Al riguardo, non sembra al Collegio che, nella specie ed a fronte del reato per cui il ricorrente fu condannato in via definitiva, emergano forti o evidenti irrazionalità nell’applicazione della sanzione espulsiva. Invero, il reato di millantato credito non solo è odioso in sé per la coartazione della libera determinazione della persona offesa (il contribuente nei cui confronti il ricorrente partecipò alla verifica fiscale ed al quale costui asserì di poterlo aiutare presso i superiori), ma soprattutto è uno di quelli per la cui repressione il ricorrente ha prestato giuramento di fedeltà alla Repubblica ed al Corpo.

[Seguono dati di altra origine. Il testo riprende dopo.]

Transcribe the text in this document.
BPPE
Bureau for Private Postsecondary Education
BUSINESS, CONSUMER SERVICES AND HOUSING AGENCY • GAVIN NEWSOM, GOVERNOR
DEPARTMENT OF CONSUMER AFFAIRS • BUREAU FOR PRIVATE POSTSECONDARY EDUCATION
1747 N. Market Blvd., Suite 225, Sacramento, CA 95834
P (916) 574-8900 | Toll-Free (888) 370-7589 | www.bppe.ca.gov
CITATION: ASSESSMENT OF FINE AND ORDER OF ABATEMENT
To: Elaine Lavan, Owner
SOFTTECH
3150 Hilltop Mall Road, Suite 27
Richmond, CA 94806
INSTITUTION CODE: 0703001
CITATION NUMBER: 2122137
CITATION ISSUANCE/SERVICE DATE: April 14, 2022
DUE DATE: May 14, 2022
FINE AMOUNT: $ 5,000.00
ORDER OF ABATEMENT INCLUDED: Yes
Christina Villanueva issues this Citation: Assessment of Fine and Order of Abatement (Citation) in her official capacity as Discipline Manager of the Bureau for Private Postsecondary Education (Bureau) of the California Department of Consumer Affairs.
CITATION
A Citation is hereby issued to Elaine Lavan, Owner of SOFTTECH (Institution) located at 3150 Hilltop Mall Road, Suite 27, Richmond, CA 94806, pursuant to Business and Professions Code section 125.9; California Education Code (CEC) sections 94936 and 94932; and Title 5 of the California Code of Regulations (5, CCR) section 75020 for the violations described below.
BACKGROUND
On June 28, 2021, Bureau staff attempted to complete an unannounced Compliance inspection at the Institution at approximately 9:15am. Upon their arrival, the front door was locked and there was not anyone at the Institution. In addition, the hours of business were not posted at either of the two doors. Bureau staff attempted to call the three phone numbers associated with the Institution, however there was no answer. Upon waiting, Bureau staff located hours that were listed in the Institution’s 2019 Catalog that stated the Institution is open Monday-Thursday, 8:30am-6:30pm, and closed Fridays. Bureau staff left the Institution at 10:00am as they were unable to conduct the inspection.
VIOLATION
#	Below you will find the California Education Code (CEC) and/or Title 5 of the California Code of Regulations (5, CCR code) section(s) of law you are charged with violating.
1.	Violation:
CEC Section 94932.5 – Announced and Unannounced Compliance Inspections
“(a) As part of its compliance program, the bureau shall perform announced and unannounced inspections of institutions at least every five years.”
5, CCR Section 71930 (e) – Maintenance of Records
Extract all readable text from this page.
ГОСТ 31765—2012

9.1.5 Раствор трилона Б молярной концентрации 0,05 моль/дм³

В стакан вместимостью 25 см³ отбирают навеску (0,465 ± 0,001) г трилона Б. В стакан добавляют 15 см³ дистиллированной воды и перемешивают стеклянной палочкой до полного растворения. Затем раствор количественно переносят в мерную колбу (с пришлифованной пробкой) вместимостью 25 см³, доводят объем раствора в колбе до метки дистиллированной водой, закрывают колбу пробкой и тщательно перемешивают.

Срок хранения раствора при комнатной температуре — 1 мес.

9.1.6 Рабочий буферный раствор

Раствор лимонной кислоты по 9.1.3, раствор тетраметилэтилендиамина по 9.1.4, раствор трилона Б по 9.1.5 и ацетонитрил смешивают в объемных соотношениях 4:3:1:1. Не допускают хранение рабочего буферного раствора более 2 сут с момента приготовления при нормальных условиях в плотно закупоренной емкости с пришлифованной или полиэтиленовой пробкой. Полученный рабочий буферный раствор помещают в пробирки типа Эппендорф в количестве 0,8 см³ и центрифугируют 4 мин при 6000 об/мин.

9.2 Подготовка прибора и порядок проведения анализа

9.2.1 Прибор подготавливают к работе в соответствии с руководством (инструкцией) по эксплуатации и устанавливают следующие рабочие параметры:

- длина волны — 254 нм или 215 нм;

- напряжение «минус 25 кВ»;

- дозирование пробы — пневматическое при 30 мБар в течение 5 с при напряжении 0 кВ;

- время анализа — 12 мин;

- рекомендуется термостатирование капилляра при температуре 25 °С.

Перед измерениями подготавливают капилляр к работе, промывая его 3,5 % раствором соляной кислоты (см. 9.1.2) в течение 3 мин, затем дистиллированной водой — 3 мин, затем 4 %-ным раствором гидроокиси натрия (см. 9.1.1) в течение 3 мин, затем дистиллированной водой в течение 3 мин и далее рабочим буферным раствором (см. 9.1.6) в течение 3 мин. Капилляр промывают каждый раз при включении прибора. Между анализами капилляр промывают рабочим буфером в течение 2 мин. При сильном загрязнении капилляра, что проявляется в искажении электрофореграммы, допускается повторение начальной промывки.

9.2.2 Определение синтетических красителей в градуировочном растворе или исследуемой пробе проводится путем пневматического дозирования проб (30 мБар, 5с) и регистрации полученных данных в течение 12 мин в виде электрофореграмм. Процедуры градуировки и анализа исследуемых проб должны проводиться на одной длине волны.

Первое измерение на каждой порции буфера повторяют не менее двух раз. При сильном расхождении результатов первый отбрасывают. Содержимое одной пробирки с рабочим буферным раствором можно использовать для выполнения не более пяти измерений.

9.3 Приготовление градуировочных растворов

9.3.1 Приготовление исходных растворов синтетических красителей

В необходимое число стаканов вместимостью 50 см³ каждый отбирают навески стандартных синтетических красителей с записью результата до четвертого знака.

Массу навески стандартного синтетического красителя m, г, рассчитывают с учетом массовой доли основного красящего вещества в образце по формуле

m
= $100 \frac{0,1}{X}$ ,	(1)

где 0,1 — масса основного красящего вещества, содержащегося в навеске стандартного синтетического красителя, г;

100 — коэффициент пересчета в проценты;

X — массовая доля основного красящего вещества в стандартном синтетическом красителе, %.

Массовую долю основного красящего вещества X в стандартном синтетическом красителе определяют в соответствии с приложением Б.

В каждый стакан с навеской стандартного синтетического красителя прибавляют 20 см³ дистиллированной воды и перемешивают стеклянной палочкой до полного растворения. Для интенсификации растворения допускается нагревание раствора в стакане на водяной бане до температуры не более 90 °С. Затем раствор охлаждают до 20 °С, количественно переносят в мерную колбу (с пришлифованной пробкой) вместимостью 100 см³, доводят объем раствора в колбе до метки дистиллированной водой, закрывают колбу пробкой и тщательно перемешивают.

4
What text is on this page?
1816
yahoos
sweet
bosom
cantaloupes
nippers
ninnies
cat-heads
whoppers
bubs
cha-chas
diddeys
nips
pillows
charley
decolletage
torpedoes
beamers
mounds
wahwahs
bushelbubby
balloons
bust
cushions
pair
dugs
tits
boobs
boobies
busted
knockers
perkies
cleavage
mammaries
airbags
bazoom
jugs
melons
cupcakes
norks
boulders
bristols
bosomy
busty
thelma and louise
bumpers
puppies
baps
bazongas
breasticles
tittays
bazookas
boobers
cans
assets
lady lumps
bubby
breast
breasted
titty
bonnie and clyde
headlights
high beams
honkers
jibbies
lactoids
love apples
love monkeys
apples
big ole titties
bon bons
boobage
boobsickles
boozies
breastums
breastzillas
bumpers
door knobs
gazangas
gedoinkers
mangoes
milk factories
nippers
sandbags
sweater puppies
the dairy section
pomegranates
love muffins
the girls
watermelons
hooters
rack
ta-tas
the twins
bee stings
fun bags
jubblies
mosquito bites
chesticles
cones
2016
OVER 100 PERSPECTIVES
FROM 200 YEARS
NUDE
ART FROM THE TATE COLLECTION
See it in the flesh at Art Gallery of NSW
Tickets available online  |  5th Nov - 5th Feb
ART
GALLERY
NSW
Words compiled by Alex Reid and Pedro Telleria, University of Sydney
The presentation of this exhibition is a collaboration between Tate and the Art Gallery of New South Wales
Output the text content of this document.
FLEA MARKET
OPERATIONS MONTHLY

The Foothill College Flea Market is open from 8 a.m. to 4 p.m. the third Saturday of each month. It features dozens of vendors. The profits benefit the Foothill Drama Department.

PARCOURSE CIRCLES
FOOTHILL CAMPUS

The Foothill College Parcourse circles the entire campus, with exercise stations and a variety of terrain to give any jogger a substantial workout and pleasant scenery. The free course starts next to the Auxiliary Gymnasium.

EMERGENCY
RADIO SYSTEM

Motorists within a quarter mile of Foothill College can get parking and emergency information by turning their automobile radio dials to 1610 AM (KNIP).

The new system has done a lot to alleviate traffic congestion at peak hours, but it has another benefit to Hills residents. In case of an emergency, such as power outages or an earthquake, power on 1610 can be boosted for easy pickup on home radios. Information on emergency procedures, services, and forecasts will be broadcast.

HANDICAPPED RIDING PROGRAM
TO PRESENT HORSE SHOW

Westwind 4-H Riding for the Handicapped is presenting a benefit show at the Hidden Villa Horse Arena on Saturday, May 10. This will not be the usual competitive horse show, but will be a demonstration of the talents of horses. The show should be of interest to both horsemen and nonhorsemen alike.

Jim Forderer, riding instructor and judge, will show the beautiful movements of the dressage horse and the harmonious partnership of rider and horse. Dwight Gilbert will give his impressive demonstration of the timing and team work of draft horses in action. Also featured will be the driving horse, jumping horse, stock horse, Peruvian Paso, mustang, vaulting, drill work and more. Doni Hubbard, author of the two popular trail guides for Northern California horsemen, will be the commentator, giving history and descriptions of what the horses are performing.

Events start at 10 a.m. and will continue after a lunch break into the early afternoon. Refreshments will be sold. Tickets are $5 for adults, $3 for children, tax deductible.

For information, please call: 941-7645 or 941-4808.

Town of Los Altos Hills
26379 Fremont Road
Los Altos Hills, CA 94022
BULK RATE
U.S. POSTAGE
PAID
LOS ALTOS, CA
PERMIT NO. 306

In tal caso, pretestuoso s’appalesa l’assunto per il quale, in realtà, la vicenda penale avrebbe frainteso in millantato credito un prestito pecuniario da parte di detto contribuente, ossia proprio dal soggetto nei cui confronti egli stava effettuando un controllo tributario, giacché è ben più che imprudente, oltre che in patente contrasto con il giuramento di fedeltà, l’accettazione, peraltro a suo dire mai richiesto, di tal prestito. E che tal comportamento del ricorrente si mostri con ogni evidenza in aperta ribellione al giuramento di fedeltà non par dubbio, sol che si pensi che egli, all’epoca dei fatti penalmente rilevanti, era già in servizio nel Corpo da diciannove anni e da dieci adibito al servizio nell’espletamento del quale tali fatti accaddero.

Né può dirsi immotivata la sanzione irrogata al ricorrente, quando, come nella specie, l’atto che la reca espliciti chiaramente le ragioni, in fatto e di diritto, poste a base della statuizione assunta, e con dovizia di particolari.

Le spese del presente giudizio seguono, come di regola, la soccombenza e sono liquidate come da dispositivo.

P.Q.M.

Il Tribunale Amministrativo Regionale per il Lazio (sez. II), respinge il ricorso n. 8219/2003 RG in epigrafe.

Condanna il ricorrente al pagamento, a favore delle Amministrazioni resistenti e costituite, delle spese del presente giudizio, che sono nel complesso liquidate in Euro 2.000,00 (Euro duemila/00).

Ordina che la presente sentenza sia eseguita dall’Autorità amministrativa.

Testo non ufficiale. La sola stampa del bollettino ufficiale ha carattere legale.